As Ivan and I took our first tentative steps onto the path of healing through whole foods, I began to research online, read many books, and talk to a variety of practitioners about a wide range of topics. I soon began to realize that there are many conclusions out there and a lot of them contradict each other. Have you seen this dynamic, as well?
At one point I was sitting at the kitchen table and began to cry. “What if I do something which makes the situation worse for you?!” My husband was very reassuring and realistic, bringing me out of an emotional place to a more logical perspective. “Just get the information, let’s talk it over and do the best we can do,” he wisely responded. Stressing over the conflicting information and worrying over what side of it we should come down on would have its own deleterious effect on our health.
This scenario made me remember a section of Dr. Andy Newberg’s book Why We Believe What We Believe where he wrote about bias. After reading his explanation of how and why we make the decisions we do, I began to see confirmation bias alive and well in myself and others.
Dr. Newberg lists 27 ways our brains distort reality through bias. There are a few reoccurring themes which I want to share (already demonstrating my confirmation bias):
Authoritarian Bias: Believing people of power and status over others.
Confirmation Bias: Emphasizing information that supports our beliefs while unconsciously ignoring or rejecting information that contradicts them.
Self-Serving Bias: Maintaining beliefs that benefit only our own interests and goals.
Bandwagon Bias: Tendency to go along with beliefs of whatever group we are involved in.
Perseverance Bias: Continuing to insist that a specific belief is true even when confronted with contradictory evidence.
Persuasion Bias: The more dramatic and emotional the presenter, the more we tend to believe.

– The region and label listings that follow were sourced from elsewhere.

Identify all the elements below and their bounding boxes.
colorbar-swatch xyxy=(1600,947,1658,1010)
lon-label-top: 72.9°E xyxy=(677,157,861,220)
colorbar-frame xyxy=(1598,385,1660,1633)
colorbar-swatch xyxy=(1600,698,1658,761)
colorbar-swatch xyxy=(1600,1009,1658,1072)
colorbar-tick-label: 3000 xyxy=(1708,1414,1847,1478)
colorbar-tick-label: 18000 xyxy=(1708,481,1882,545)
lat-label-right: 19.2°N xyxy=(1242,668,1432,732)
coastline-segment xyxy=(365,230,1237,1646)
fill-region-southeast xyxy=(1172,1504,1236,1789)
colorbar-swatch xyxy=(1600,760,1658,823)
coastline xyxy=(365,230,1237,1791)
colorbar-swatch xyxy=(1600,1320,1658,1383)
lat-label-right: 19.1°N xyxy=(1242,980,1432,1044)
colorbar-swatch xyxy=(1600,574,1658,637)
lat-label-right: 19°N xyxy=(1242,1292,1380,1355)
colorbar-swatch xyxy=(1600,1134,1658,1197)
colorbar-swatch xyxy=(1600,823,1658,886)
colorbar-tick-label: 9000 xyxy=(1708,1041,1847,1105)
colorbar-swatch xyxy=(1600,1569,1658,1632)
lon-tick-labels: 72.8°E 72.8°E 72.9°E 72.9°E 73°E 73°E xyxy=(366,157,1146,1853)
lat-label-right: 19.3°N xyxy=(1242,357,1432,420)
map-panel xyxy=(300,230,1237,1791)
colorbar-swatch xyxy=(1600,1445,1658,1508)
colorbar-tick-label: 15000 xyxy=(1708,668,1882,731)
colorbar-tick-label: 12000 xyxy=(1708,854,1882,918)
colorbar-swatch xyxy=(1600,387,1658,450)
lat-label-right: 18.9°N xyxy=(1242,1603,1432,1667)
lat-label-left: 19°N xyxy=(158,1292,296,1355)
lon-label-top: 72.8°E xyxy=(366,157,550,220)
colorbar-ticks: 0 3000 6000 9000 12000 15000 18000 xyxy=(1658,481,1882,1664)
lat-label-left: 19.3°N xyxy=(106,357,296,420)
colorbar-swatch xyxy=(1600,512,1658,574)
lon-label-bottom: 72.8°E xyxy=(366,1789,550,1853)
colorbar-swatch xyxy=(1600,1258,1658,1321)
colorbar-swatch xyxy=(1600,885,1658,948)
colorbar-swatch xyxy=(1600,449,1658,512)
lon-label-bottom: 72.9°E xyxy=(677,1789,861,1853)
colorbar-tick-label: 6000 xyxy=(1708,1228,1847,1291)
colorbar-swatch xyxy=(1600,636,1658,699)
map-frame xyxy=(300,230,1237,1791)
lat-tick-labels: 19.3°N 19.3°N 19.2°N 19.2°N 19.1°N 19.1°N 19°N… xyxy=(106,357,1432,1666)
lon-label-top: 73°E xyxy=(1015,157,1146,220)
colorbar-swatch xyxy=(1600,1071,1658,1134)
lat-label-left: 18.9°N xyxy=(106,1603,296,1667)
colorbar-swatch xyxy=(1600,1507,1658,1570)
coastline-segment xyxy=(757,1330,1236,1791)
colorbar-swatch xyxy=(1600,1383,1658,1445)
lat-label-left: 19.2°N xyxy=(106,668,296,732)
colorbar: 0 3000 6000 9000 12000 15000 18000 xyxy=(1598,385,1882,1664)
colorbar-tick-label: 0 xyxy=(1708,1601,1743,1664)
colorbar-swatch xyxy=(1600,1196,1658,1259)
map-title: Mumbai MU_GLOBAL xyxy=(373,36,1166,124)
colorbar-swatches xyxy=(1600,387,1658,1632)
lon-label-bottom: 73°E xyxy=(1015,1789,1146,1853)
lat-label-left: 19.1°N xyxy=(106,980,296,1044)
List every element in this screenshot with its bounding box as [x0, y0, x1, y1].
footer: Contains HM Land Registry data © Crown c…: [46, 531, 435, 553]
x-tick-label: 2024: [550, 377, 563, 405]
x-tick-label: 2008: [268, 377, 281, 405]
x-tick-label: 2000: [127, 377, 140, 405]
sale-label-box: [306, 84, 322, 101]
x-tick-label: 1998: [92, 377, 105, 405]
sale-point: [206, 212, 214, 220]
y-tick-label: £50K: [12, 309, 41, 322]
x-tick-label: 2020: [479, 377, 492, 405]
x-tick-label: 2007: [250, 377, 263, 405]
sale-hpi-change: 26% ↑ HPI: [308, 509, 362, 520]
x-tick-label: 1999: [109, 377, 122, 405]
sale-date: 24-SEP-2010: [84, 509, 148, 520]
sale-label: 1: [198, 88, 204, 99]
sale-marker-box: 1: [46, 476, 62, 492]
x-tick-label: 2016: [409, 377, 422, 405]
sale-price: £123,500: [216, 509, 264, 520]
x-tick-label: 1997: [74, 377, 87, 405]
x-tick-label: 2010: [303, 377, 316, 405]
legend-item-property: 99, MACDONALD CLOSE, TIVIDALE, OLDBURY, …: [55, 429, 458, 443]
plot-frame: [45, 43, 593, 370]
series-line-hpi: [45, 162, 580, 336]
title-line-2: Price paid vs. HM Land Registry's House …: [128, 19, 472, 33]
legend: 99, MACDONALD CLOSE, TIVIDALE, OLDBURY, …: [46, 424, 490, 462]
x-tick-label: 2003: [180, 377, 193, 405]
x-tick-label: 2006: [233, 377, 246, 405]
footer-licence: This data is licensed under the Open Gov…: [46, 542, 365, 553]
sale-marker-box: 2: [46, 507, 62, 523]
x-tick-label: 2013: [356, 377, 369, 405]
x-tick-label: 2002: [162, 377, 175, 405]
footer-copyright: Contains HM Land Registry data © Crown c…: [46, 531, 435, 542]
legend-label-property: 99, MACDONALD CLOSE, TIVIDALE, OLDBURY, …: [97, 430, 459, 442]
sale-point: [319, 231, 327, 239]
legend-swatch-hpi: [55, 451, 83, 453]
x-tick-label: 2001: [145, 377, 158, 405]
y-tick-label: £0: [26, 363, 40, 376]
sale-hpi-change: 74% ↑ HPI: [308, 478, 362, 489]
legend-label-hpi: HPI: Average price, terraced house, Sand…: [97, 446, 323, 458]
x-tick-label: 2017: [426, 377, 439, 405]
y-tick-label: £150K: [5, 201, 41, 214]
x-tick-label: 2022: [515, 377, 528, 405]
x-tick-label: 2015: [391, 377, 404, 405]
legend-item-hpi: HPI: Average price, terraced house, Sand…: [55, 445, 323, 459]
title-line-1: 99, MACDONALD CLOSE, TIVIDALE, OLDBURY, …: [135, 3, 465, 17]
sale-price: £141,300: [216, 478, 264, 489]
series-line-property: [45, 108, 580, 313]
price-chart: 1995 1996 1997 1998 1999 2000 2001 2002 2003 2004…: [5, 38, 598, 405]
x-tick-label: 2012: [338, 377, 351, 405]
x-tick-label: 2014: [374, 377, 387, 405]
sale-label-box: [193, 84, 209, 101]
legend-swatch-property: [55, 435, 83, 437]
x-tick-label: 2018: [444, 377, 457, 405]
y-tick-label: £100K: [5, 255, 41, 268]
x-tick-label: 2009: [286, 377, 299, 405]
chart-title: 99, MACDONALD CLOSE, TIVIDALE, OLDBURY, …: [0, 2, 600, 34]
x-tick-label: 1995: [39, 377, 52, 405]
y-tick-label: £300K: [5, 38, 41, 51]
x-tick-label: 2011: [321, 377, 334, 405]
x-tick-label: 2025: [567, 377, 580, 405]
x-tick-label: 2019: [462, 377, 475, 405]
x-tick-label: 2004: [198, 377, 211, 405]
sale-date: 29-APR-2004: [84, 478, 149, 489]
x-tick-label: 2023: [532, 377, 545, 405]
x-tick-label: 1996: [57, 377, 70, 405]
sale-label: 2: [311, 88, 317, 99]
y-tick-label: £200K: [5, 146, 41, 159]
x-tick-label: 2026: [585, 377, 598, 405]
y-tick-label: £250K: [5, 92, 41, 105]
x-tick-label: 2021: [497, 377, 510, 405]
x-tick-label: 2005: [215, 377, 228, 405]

Publication Bias: Publications that show positive outcomes and tend to exclude work/research that have a negative outcome as well as that anything published must be true.
The other day I was looking something up online and Googled the term. I looked first for the links which seemed to support the way I was leaning on the topic. I read through them first and then read through some of the opposing views–just to see if they could sway me to their side. Then I laughed at myself. I was vividly demonstrating confirmation bias to myself.
There are many examples of how bias impacts everyone’s decisions relating to health, nutrition and eating. Usually we have certain beliefs already–through which we filter incoming information. For example, I know people who believe that vitamins are a waste of money. There is nothing I or anyone else can say or studies they could read which will convince them otherwise.
When we were considering who to place our confidence in relating to advice being given about what we should do and what we should not do, we began to understand another aspect of confirmation bias: the surrender our personal authority to professionals who understand a situation and its dynamics better than we do—IF we trust those professionals, right?
Even when we have surrendered our personal authority relating to our health decisions, Ivan and I still retain a perspective that when the advice being given to us conflicts strongly with our confirmation bias, we check in on that point and make a decision to either follow the advice, or not to follow it. Dr. Mohammad was very wise in saying to me, “Ivan is the captain of his experience.” There have been times when we do not share the same confirmation bias, but during times like that, we have been able to allow each other to have our individual confirmation bias and not turn it into a point of contention between us.
Not everyone is going to agree with every point of the Misner Plan and that is okay! We are just here to share what worked for us and why we came to the conclusions we did in the hopes that some of the positive changes you want to make can be supported and encouraged here.